Was Ireland's victory over Afghanistan on Tuesday their greatest Twenty20 win? (stock photo)

Was Ireland's victory over Afghanistan on Tuesday their greatest Twenty20 win? (stock photo)

Was Ireland's victory over Afghanistan on Tuesday their greatest Twenty20 win?

Coming eight weeks after beating the West Indies, the current world champions, in their own backyard, it may seem a daft question, but in conditions so foreign to Ireland and so favourable to Afghanistan and their world-class spin bowlers, to win in India at the 10th time of asking was surely the greater achievement.

It may have needed a Super Over before they could celebrate, but it finally proved that Ireland have players who, on a going day, can bowl at the death. And that has been their failing ever since they were mauled by Netherlands at the World T20 in 2014.

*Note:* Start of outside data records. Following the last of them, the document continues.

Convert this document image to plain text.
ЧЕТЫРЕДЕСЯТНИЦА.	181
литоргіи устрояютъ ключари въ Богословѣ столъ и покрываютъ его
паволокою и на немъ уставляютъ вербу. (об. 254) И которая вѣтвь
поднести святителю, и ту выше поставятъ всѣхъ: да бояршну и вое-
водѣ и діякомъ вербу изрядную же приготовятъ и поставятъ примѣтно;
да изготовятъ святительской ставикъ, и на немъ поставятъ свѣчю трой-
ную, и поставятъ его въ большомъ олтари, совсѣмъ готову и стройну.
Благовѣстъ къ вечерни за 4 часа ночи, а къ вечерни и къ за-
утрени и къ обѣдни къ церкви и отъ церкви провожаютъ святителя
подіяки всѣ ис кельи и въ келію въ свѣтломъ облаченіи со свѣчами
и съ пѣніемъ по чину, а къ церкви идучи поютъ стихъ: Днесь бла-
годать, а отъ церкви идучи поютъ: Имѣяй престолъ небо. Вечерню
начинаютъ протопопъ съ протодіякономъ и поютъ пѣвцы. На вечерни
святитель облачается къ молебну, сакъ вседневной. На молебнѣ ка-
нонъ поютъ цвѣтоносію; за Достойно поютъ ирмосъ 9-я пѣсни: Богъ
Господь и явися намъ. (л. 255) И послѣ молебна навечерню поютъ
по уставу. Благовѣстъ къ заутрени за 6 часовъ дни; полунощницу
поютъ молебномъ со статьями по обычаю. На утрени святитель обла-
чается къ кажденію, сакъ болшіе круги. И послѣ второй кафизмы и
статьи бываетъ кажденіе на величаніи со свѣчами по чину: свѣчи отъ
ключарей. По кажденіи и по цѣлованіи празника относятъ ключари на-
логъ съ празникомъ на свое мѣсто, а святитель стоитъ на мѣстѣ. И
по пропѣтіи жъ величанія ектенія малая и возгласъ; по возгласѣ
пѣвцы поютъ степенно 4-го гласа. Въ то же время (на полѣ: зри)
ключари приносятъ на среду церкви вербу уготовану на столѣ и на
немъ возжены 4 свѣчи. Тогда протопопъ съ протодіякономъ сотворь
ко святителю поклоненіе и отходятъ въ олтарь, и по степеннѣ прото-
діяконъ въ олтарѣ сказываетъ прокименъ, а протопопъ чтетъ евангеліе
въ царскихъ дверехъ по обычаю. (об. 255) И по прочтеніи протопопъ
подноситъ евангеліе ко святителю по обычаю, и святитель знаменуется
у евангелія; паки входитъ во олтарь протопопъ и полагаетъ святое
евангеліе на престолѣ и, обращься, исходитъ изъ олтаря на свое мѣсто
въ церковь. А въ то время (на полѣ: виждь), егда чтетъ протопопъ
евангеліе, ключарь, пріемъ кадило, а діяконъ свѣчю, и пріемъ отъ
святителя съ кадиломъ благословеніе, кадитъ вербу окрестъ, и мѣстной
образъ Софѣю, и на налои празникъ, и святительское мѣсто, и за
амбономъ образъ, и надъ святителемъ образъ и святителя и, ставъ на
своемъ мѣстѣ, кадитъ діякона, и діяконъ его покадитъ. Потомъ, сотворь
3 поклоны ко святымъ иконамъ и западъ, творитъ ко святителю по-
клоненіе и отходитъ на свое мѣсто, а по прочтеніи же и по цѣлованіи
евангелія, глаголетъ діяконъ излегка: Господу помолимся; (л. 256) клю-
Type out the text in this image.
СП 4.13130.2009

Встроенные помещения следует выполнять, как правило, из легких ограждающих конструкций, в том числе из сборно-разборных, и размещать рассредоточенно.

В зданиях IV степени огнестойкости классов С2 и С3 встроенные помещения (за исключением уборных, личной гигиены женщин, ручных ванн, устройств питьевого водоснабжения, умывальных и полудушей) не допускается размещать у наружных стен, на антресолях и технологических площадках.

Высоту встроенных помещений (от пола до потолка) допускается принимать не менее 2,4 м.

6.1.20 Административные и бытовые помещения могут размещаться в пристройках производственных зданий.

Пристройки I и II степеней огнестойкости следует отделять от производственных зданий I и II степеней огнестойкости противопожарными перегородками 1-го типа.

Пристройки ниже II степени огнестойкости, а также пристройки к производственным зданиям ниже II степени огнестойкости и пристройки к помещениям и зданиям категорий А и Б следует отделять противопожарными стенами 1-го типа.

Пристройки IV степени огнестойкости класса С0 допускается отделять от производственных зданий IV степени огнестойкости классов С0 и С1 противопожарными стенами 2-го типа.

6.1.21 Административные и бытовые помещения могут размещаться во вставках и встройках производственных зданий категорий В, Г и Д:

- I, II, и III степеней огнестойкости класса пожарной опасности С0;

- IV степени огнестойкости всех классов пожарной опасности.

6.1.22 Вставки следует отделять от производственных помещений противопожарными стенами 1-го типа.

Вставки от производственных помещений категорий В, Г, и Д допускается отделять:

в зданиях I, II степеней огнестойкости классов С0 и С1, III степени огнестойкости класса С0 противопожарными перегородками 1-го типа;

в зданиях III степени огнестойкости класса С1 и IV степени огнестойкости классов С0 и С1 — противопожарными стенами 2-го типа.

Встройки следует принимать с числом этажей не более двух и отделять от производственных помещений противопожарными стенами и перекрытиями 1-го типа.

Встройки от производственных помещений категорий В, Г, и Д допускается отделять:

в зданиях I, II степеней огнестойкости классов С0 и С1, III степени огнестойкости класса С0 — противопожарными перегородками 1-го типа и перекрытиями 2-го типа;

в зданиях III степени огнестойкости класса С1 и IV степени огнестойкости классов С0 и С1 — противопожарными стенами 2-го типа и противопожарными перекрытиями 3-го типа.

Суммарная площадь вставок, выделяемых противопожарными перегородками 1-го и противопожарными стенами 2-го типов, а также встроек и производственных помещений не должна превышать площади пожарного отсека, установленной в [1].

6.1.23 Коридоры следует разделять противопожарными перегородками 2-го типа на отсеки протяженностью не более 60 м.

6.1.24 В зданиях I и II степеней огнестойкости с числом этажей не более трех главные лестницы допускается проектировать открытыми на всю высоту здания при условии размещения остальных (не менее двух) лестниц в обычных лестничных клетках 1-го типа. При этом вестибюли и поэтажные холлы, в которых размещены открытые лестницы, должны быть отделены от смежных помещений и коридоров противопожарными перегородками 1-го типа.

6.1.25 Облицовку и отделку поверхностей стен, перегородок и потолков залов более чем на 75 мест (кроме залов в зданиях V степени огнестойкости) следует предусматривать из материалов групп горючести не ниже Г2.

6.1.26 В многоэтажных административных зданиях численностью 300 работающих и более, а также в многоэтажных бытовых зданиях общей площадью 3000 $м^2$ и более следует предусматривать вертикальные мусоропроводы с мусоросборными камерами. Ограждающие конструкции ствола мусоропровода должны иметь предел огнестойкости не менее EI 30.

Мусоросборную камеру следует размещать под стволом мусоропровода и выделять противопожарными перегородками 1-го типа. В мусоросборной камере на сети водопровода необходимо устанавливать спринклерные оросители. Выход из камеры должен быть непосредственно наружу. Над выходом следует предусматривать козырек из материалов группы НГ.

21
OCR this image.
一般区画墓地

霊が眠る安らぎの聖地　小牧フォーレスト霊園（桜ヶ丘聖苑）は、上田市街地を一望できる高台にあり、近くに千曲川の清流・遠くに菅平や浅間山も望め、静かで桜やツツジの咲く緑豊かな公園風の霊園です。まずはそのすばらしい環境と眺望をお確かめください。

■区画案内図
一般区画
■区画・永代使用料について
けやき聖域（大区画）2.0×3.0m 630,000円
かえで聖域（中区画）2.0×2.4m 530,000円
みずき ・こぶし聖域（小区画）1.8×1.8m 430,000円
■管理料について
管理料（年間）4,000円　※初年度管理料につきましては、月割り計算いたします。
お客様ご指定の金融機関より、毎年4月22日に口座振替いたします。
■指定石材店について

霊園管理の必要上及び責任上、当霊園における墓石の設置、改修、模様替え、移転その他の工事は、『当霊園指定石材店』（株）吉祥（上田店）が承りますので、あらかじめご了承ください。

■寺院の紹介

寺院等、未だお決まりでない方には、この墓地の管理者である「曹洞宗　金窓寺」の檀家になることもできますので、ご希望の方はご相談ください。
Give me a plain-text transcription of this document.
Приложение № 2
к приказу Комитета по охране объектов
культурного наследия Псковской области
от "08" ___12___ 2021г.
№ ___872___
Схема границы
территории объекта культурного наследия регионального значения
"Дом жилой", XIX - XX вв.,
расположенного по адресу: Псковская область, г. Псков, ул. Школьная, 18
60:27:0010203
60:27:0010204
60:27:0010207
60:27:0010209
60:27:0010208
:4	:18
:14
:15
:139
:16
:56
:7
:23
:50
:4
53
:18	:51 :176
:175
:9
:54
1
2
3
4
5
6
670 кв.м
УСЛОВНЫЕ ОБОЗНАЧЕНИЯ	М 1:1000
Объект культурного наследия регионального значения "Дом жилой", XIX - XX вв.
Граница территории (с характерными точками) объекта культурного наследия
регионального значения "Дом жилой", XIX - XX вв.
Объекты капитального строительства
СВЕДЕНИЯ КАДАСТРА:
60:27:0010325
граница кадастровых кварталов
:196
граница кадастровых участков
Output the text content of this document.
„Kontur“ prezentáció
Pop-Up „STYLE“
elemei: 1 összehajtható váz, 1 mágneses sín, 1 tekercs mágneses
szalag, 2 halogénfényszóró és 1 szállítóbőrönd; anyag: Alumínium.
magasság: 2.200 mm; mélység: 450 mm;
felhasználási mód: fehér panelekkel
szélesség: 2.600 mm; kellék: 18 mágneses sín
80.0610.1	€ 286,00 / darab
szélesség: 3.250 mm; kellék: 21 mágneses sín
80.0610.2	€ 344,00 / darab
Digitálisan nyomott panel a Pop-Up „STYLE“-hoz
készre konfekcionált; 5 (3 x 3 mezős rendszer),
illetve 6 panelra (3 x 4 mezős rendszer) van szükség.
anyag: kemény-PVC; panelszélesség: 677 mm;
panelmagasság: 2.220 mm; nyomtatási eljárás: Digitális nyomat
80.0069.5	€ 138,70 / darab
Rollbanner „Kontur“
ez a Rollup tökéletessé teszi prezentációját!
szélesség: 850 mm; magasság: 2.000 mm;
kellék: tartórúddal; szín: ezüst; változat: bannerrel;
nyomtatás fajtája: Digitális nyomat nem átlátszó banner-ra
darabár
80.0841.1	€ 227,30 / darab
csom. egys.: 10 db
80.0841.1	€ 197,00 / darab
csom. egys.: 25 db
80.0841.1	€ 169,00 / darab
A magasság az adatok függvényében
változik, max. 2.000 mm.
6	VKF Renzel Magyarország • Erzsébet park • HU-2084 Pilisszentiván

In Paul Stirling, Kevin O'Brien, Andrew Balbirnie, Gareth Delany and now Harry Tector, top scorer in the three-match series against Afghanistan, they have a top five who can score fast runs and also clear the boundary. That was known before this trip.

But now they have Craig Young who, after an impressive 19th over in the match, was entrusted with the Super Over - and conceded only eight runs - and Josh Little, whose last over won the match against the West Indies in Grenada, plus Barry McCarthy, who came off his sick bed to replace strike bowler Boyd Rankin and concede just 21 runs against the Afghans.

The spin bowlers also played their part, with Simi Singh and Delany putting their hands up to take over from George Dockrell.

Seven months out from the T20 World Cup in Australia, it looks as if Ireland could have a squad which can be competitive on the world stage.

The weak link in the team at the moment is the lack of big-hitting in the middle order, as O'Brien acknowledged after Tuesday's victory, his 131st T20 international.

"That's going to be a big thing, especially for me as a senior player, to give the younger guys some knowledge and try to help them step up and really contribute to putting Ireland into big winning positions or chasing scores when batting second," he said.

Ireland's next T20 action is scheduled to be three games in Zimbabwe in three weeks' time, and the squad, which will be selected on Friday, will travel with confidence.